I however had a different experience, for the most part.
As I was working through the campaign, I actually found myself having a fun time with it.
This game is not a serious gamer’s delight; it never was. Back when Duke Nukem came out it helped define what the first-person shooter genre was to become, but it was a game filled with juvenile humor, violence, and the graphics were nothing special to talk about.
Sure, the gamers that played the original game back in 1996 have since grown up. However if they thought that any part of the Duke Nukem game would grow up as well, they would be disappointed.
But now back to Duke Nukem Forever.
Duke Nukem Forever is a fun game that does not push the limits of the X-Box 360 in either graphics or game play. But really it wasn’t supposed to. It is a game that has spent 15 years in development hell.
The overall game layout is a bit all over the place. from Hoover Dam, to Las Vegas, I just found that there should have been a little more fine-tuning before anything was made. I understand they were rushed to get this made, as they had a license and no game to release with it (the game had been made prior by 3D Realms, and released through Gearbox), but that doesn’t serve as the greatest excuse.
I actually liked the story though. Throughout the game I found myself looking for all the secrets, which increase your Ego bar (basically your life bar). These secrets are things like computers you can interact with, which then display nude women, or adult magazines in the levels that you can look at to see some great looking boobs. Yah, the game is juvenile, but in a way it made me feel like I was sneaking through dad’s adult magazine collection throughout the entire game. I know that sounds weird, but for some reason it was fun.
There was so much that could have worked, that should have worked, but just never came to fruition once the game was in the hands of Gearbox Software and Piranha Games. They seemed to just take it for the name and release it to a public that was foaming at the mouth for a game with the Duke Nukem name, without actually opening the cover and plopping it in their own X-box 360 to check out what they had.
The enemies had some challenge to them. Pig Cops did get updated, and their rampage addition was good fun. I found myself actually shooting and looking for places to hide at the same time when they came running at me.
The humor in the game was just like the original. It was high school bus stop humor at the most, and sometimes even sunk down to a junior high level. There were references to things such as the Alien franchise, Inception, Starship Troopers, Halo, Dead Space, 300 and even a reference to the Christian Bale breakdown of him yelling at a camera man.
The entire game should be taken as only a spoof on the FPS genre.
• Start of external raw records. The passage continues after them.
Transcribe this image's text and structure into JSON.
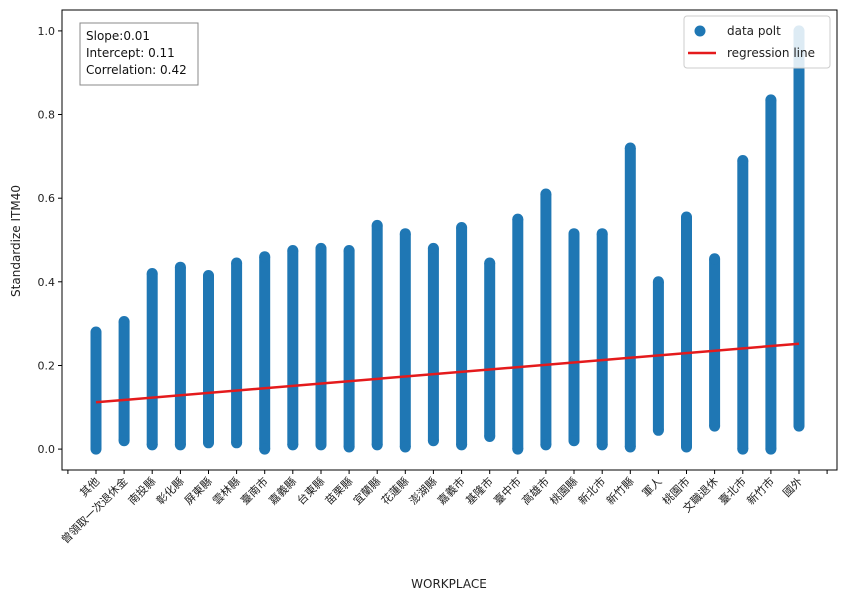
{
  "chart_data": {
    "type": "scatter",
    "xlabel": "WORKPLACE",
    "ylabel": "Standardize ITM40",
    "categories": [
      "其他",
      "曾領取一次退休金",
      "南投縣",
      "彰化縣",
      "屏東縣",
      "雲林縣",
      "臺南市",
      "嘉義縣",
      "台東縣",
      "苗栗縣",
      "宜蘭縣",
      "花蓮縣",
      "澎湖縣",
      "嘉義市",
      "基隆市",
      "臺中市",
      "高雄市",
      "桃園縣",
      "新北市",
      "新竹縣",
      "軍人",
      "桃園市",
      "文職退休",
      "臺北市",
      "新竹市",
      "國外"
    ],
    "ranges": [
      [
        0.0,
        0.28
      ],
      [
        0.02,
        0.305
      ],
      [
        0.01,
        0.42
      ],
      [
        0.01,
        0.435
      ],
      [
        0.015,
        0.415
      ],
      [
        0.015,
        0.445
      ],
      [
        0.0,
        0.46
      ],
      [
        0.01,
        0.475
      ],
      [
        0.01,
        0.48
      ],
      [
        0.005,
        0.475
      ],
      [
        0.01,
        0.535
      ],
      [
        0.005,
        0.515
      ],
      [
        0.02,
        0.48
      ],
      [
        0.01,
        0.53
      ],
      [
        0.03,
        0.445
      ],
      [
        0.0,
        0.55
      ],
      [
        0.01,
        0.61
      ],
      [
        0.02,
        0.515
      ],
      [
        0.01,
        0.515
      ],
      [
        0.005,
        0.72
      ],
      [
        0.045,
        0.4
      ],
      [
        0.005,
        0.555
      ],
      [
        0.055,
        0.455
      ],
      [
        0.0,
        0.69
      ],
      [
        0.0,
        0.835
      ],
      [
        0.055,
        1.0
      ]
    ],
    "regression": {
      "start": [
        0,
        0.112
      ],
      "end": [
        25,
        0.252
      ]
    },
    "ylim": [
      -0.05,
      1.05
    ],
    "yticks": [
      "0.0",
      "0.2",
      "0.4",
      "0.6",
      "0.8",
      "1.0"
    ],
    "series": [
      {
        "name": "data polt",
        "color": "#1f77b4"
      },
      {
        "name": "regression line",
        "color": "#e41a1c"
      }
    ],
    "legend_position": "top-right",
    "grid": false
  },
  "stats": {
    "slope": "Slope:0.01",
    "intercept": "Intercept: 0.11",
    "correlation": "Correlation: 0.42"
  }
}
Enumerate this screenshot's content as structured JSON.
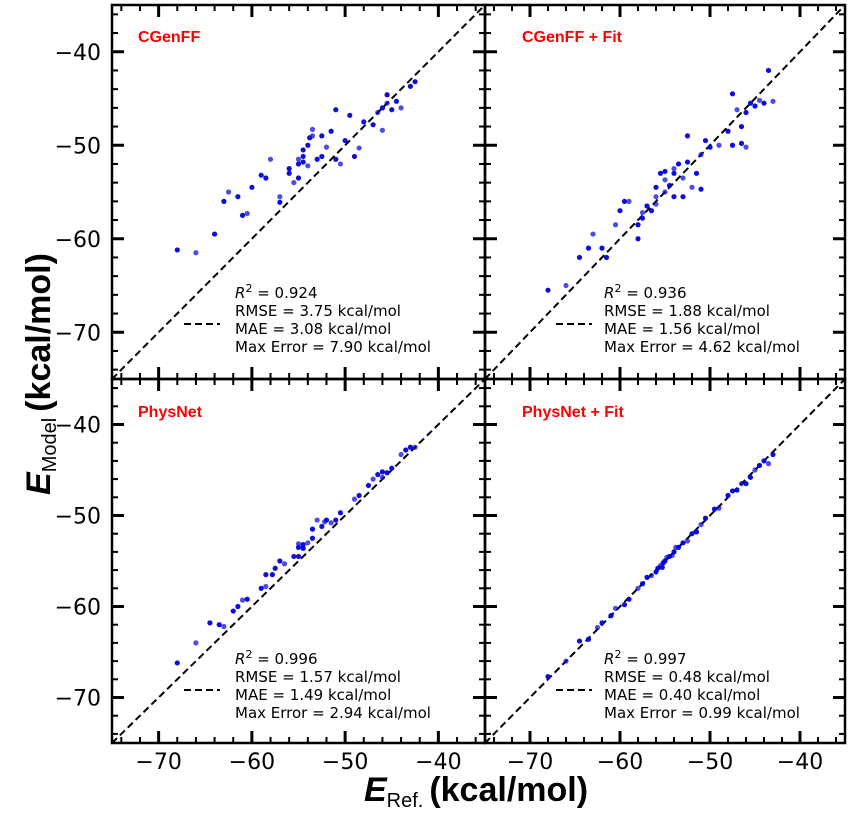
{
  "chart_data": {
    "type": "scatter",
    "xlabel": {
      "symbol": "E",
      "subscript": "Ref.",
      "unit": "(kcal/mol)"
    },
    "ylabel": {
      "symbol": "E",
      "subscript": "Model",
      "unit": "(kcal/mol)"
    },
    "xlim": [
      -75,
      -35
    ],
    "ylim": [
      -75,
      -35
    ],
    "x_ticks": [
      -70,
      -60,
      -50,
      -40
    ],
    "y_ticks": [
      -70,
      -60,
      -50,
      -40
    ],
    "reference_line": "y = x (dashed)",
    "point_color": "#0000e0",
    "title_color": "#ff0000",
    "panels": [
      {
        "title": "CGenFF",
        "stats": {
          "r2_label": "R",
          "r2_exp": "2",
          "r2_value": " = 0.924",
          "rmse": "RMSE = 3.75 kcal/mol",
          "mae": "MAE = 3.08 kcal/mol",
          "max_error": "Max Error = 7.90 kcal/mol"
        },
        "points": [
          [
            -68,
            -61.2
          ],
          [
            -66,
            -61.5
          ],
          [
            -64,
            -59.5
          ],
          [
            -63,
            -56
          ],
          [
            -62.5,
            -55
          ],
          [
            -61.5,
            -55.5
          ],
          [
            -61,
            -57.5
          ],
          [
            -60.5,
            -57.3
          ],
          [
            -60,
            -54.5
          ],
          [
            -59,
            -53.2
          ],
          [
            -58,
            -51.5
          ],
          [
            -58.5,
            -53.5
          ],
          [
            -57,
            -56.1
          ],
          [
            -57,
            -55.5
          ],
          [
            -56,
            -53
          ],
          [
            -56,
            -52.5
          ],
          [
            -55.5,
            -54
          ],
          [
            -55,
            -53.5
          ],
          [
            -55,
            -52
          ],
          [
            -55,
            -51.5
          ],
          [
            -54.5,
            -51.2
          ],
          [
            -54.5,
            -50.5
          ],
          [
            -54,
            -52.2
          ],
          [
            -54,
            -50
          ],
          [
            -53.8,
            -49.2
          ],
          [
            -53.5,
            -48.3
          ],
          [
            -53,
            -51.5
          ],
          [
            -52.5,
            -51.2
          ],
          [
            -52,
            -50.2
          ],
          [
            -51.5,
            -48.5
          ],
          [
            -51,
            -51.5
          ],
          [
            -50.5,
            -52
          ],
          [
            -50,
            -49.5
          ],
          [
            -49.5,
            -46.8
          ],
          [
            -48.5,
            -50.3
          ],
          [
            -48,
            -47.5
          ],
          [
            -47,
            -47.8
          ],
          [
            -46.5,
            -46.5
          ],
          [
            -46,
            -46
          ],
          [
            -45.5,
            -44.6
          ],
          [
            -45.5,
            -45.5
          ],
          [
            -45,
            -46.2
          ],
          [
            -44.5,
            -45.3
          ],
          [
            -44,
            -46
          ],
          [
            -43,
            -43.7
          ],
          [
            -42.5,
            -43.2
          ],
          [
            -46,
            -48.4
          ],
          [
            -51,
            -46.2
          ],
          [
            -52.5,
            -49
          ],
          [
            -53.5,
            -49
          ],
          [
            -49,
            -51.2
          ],
          [
            -54.5,
            -51.8
          ]
        ]
      },
      {
        "title": "CGenFF + Fit",
        "stats": {
          "r2_label": "R",
          "r2_exp": "2",
          "r2_value": " = 0.936",
          "rmse": "RMSE = 1.88 kcal/mol",
          "mae": "MAE = 1.56 kcal/mol",
          "max_error": "Max Error = 4.62 kcal/mol"
        },
        "points": [
          [
            -68,
            -65.5
          ],
          [
            -66,
            -65
          ],
          [
            -64.5,
            -62
          ],
          [
            -63.5,
            -61
          ],
          [
            -63,
            -59.5
          ],
          [
            -62,
            -61
          ],
          [
            -61.5,
            -62
          ],
          [
            -60.5,
            -58.5
          ],
          [
            -60,
            -57
          ],
          [
            -59.5,
            -56
          ],
          [
            -59,
            -56
          ],
          [
            -58,
            -58.5
          ],
          [
            -58,
            -60
          ],
          [
            -57.5,
            -57.2
          ],
          [
            -57,
            -56.5
          ],
          [
            -56.5,
            -57
          ],
          [
            -56,
            -55.5
          ],
          [
            -56,
            -54.5
          ],
          [
            -55.5,
            -53
          ],
          [
            -55,
            -55
          ],
          [
            -55,
            -52.8
          ],
          [
            -54.5,
            -54.3
          ],
          [
            -54,
            -52.5
          ],
          [
            -54,
            -55.5
          ],
          [
            -53.5,
            -52
          ],
          [
            -53,
            -53.5
          ],
          [
            -53,
            -55.5
          ],
          [
            -52.5,
            -51.8
          ],
          [
            -52,
            -54.5
          ],
          [
            -51.5,
            -53
          ],
          [
            -51,
            -54.7
          ],
          [
            -51,
            -51
          ],
          [
            -50.5,
            -49.5
          ],
          [
            -50,
            -50.2
          ],
          [
            -49,
            -50
          ],
          [
            -48,
            -48.5
          ],
          [
            -47.5,
            -50
          ],
          [
            -47,
            -46.2
          ],
          [
            -46.5,
            -49.8
          ],
          [
            -46,
            -46.5
          ],
          [
            -46,
            -50.2
          ],
          [
            -45.5,
            -45.5
          ],
          [
            -45,
            -45.8
          ],
          [
            -44.5,
            -45.2
          ],
          [
            -44,
            -45.5
          ],
          [
            -43.5,
            -42
          ],
          [
            -43,
            -45.3
          ],
          [
            -47.5,
            -44.5
          ],
          [
            -52.5,
            -49
          ],
          [
            -56,
            -56.3
          ],
          [
            -57.5,
            -57.8
          ],
          [
            -46.5,
            -48
          ],
          [
            -55,
            -53.7
          ],
          [
            -54,
            -53
          ]
        ]
      },
      {
        "title": "PhysNet",
        "stats": {
          "r2_label": "R",
          "r2_exp": "2",
          "r2_value": " = 0.996",
          "rmse": "RMSE = 1.57 kcal/mol",
          "mae": "MAE = 1.49 kcal/mol",
          "max_error": "Max Error = 2.94 kcal/mol"
        },
        "points": [
          [
            -68,
            -66.2
          ],
          [
            -66,
            -64
          ],
          [
            -64.5,
            -61.8
          ],
          [
            -63.5,
            -62
          ],
          [
            -63,
            -62.2
          ],
          [
            -62,
            -60.5
          ],
          [
            -61.5,
            -60
          ],
          [
            -61,
            -59.3
          ],
          [
            -60.5,
            -59.2
          ],
          [
            -59,
            -58
          ],
          [
            -58.5,
            -57.8
          ],
          [
            -57.5,
            -55.8
          ],
          [
            -57,
            -55
          ],
          [
            -56.5,
            -55.3
          ],
          [
            -55.5,
            -54.5
          ],
          [
            -55,
            -53.5
          ],
          [
            -55,
            -53.1
          ],
          [
            -54.5,
            -53.2
          ],
          [
            -54.5,
            -53.6
          ],
          [
            -54,
            -53
          ],
          [
            -53.5,
            -52.5
          ],
          [
            -53.5,
            -51.5
          ],
          [
            -53,
            -50.5
          ],
          [
            -52.5,
            -51.2
          ],
          [
            -52,
            -50.5
          ],
          [
            -51.5,
            -50.8
          ],
          [
            -51,
            -50.5
          ],
          [
            -50.5,
            -49.7
          ],
          [
            -49,
            -48.2
          ],
          [
            -48.5,
            -47.8
          ],
          [
            -47.5,
            -46.7
          ],
          [
            -47,
            -46
          ],
          [
            -46.5,
            -45.5
          ],
          [
            -46,
            -45.2
          ],
          [
            -46,
            -45.8
          ],
          [
            -45.5,
            -45.3
          ],
          [
            -45,
            -44.8
          ],
          [
            -44,
            -43.3
          ],
          [
            -43.5,
            -42.8
          ],
          [
            -43,
            -42.5
          ],
          [
            -42.5,
            -42.5
          ],
          [
            -58.5,
            -56.5
          ],
          [
            -57.8,
            -56.5
          ],
          [
            -52.2,
            -50.7
          ],
          [
            -55,
            -54.5
          ]
        ]
      },
      {
        "title": "PhysNet + Fit",
        "stats": {
          "r2_label": "R",
          "r2_exp": "2",
          "r2_value": " = 0.997",
          "rmse": "RMSE = 0.48 kcal/mol",
          "mae": "MAE = 0.40 kcal/mol",
          "max_error": "Max Error = 0.99 kcal/mol"
        },
        "points": [
          [
            -68,
            -67.7
          ],
          [
            -66,
            -66
          ],
          [
            -64.5,
            -63.8
          ],
          [
            -63.5,
            -63.6
          ],
          [
            -62.5,
            -62.3
          ],
          [
            -62,
            -61.8
          ],
          [
            -61,
            -61
          ],
          [
            -60.5,
            -60.2
          ],
          [
            -59.5,
            -59.8
          ],
          [
            -59,
            -59.2
          ],
          [
            -58,
            -58
          ],
          [
            -57.5,
            -57.5
          ],
          [
            -57,
            -56.8
          ],
          [
            -56.5,
            -56.6
          ],
          [
            -56,
            -56.2
          ],
          [
            -55.8,
            -55.8
          ],
          [
            -55.5,
            -55.5
          ],
          [
            -55.2,
            -55.2
          ],
          [
            -55,
            -55
          ],
          [
            -54.8,
            -54.6
          ],
          [
            -54.5,
            -54.5
          ],
          [
            -54,
            -54
          ],
          [
            -53.8,
            -53.5
          ],
          [
            -53.5,
            -53.5
          ],
          [
            -53,
            -53
          ],
          [
            -52.5,
            -52.8
          ],
          [
            -52,
            -52
          ],
          [
            -51.5,
            -51.8
          ],
          [
            -51,
            -51
          ],
          [
            -50.5,
            -50.3
          ],
          [
            -49.5,
            -49.3
          ],
          [
            -49,
            -49.2
          ],
          [
            -47.5,
            -47.3
          ],
          [
            -47,
            -47.2
          ],
          [
            -46.5,
            -46.5
          ],
          [
            -46,
            -46.5
          ],
          [
            -45.5,
            -45.8
          ],
          [
            -45,
            -45
          ],
          [
            -44.5,
            -44.5
          ],
          [
            -44,
            -44
          ],
          [
            -43.5,
            -44.3
          ],
          [
            -43,
            -43.3
          ],
          [
            -55.3,
            -55.7
          ],
          [
            -54.2,
            -54.4
          ],
          [
            -48,
            -47.8
          ]
        ]
      }
    ]
  }
}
It is nothing more. Even when the first game came out it was a spoof. This definitely doesn’t take it to a more enlightened level. Duke Nukem Forever is at its heart a spoof of itself as well. One thing the programmers did capture was the tongue-in-cheek humor of Duke Nukem himself.
Since this review has gone back and forth with the good and the bad, I am going to list below a summary of what I believe was the worst, and best, of Duke Nukem Forever:
The Worst
- The levels are way too short.
- The loading time between levels is way too long.
- Graphics were outdated.
- Gun play is no longer as much fun as the first iteration.
- NPC characters were a little too inanimate.
- Game levels were unorganized.
- Controls were a little loose.
- Some level missions were not totally clear.
- Game was too short.
- In this day and age, having only one real cut-scene in a game is pathetic.
The Best
- True tongue-in-cheek humor.
- Jon St. John is back as the voice.
- Game was fun despite being short.
- Secret searching is fun, as well as looking to find what items are interactive.
- Girls are everywhere on three of the levels.
- For those who bought it for the boobies, they are everywhere as well.
Overall I stress that the game was, simply put, unpolished. It needed a final scrub down, and maybe an extra six months of programming to catch it up to its potential, which, in the fifteen year production time for it, is not a long wait. There was a lot of potential that Gearbox could have pursued, but they decided to just push it out and be done with it.
In the end, this sleepy, rather disappointing game full of tongue-in-cheek humor gets 2.5 out of 5 Nerdskulls from me. It’s not great, but it is worth a maximum price tag of $15.00 for a used copy.